Die Überlastung auf den Intensivstationen sind nicht mehr gegeben, aus Sicht des Intensivmediziners mag die Pandemie vorbei sein. Aus Sicht des Spitalsmediziners unterliegen wir derzeit starken Schwankungen, wie wir es von der Grippe kennen: Hier bewegen wir uns auf eine Endemie zu, sind aber noch nicht dort. Wir haben immer noch viel zu hohe Infektionszahlen mit all den Konsequenzen und einer weiterhin hohen Belastung des Gesundheitssystems. Somit ist es das falsche Signal die Pandemie formal für beendet zu erklären.

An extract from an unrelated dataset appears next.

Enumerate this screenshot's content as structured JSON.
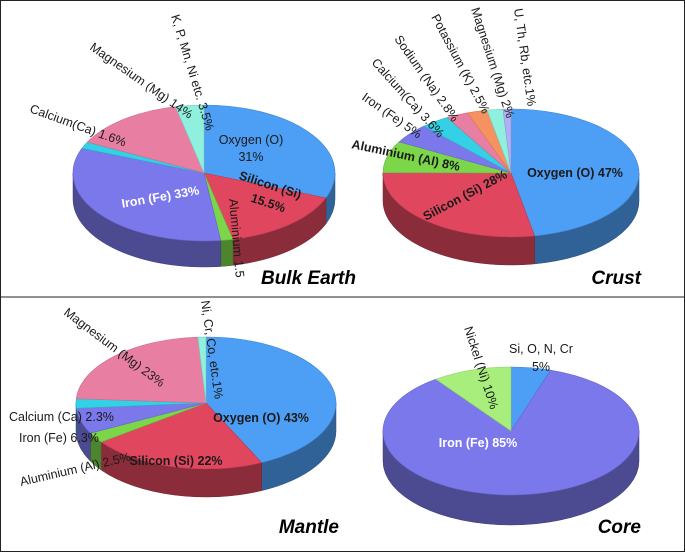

"Die Belastung der Spitalsmitarbeiter ist weiterhin hoch"

Werden wir diesen Herbst, Winter stärker differenzieren, wie die Lage auf Intensivstationen, Normalstationen oder wie es mit Krankenständen zu Hause aussieht?

Ich denke, wenn wir unsere Situation mit dem Vorjahr vergleichen, dann sehen wir auf Intensivstationen eine deutliche Besserung, was sehr erfreulich ist. Wir hatten mit der Delta- und all den vorhergehenden Varianten eine hohe Sterblichkeit, die sich durch die Dominanz von Omikron, der Verfügbarkeit von Impfungen und den nun auch verfügbaren Medikamenten Zug um Zug gebessert hat. Das ist die gute Nachricht.

Auf den Normalstationen rechnen wir aber weiterhin mit beträchtlichen Belastungen, wenn auch nicht Überlastungen. Wir sehen weiterhin mehr Patienten, als wenn es Covid-19 nicht geben würde. Zudem gibt es Betroffene mit Grunderkrankungen, deren Gesundheitszustand sich durch Covid-19 verschlechtert: Das betrifft u.a. Herzkreislauferkrankungen, Diabetes, Nierenerkrankungen und chronische Lungenerkrankungen. Wir haben bereits im Sommer gesehen, dass sich diese Erkrankungen durch eine Infektion verschlechtern.

Ist die Inzidenz zu hoch?

Ja. Die Inzidenz ist zu hoch, außerdem laufen wir dem Virus hinterher, was die Mutationen betrifft, und haben keine ausreichend hohe Durchimpfungsrate, v.a. was den dritten und vierten Stich betrifft. Das Verhältnis Inzidenz, Durchimpfungsrate bzw. Wirksamkeit der Impfungen ist leider nicht gut genug.

Erhoffen Sie sich durch den vierten Stich mit einem Varianten angepassten Impfstoff eine bessere Ausgangslage für den Herbst/Winter?

Ja. Der bivalente BA.5-Impfstoff gewährleistet eine Verbreiterung des Immunschutzes. Aber neue Varianten wie BA.2.75 stehen vor der Tür. Die Anpassung des Impfstoffes auf die letztgültige Omikron-Variante ist ein weiterer wichtiger Schritt um auch zukünftig das Risiko für schwere Verläufe zu senken. Aber die Belastung der Mitarbeiterinnen und Mitarbeiter im Gesundheitssystem ist weiterhin hoch, Ressourcen und Kapazitäten werden deutlich in Anspruch genommen. Hinzu kommt, dass hohe Infektionszahlen naturgemäß auch mit krankheitsbedingten Ausfällen beim Gesundheitspersonal einhergehen und daher die Bewältigung der genannten Herausforderungen erschwert.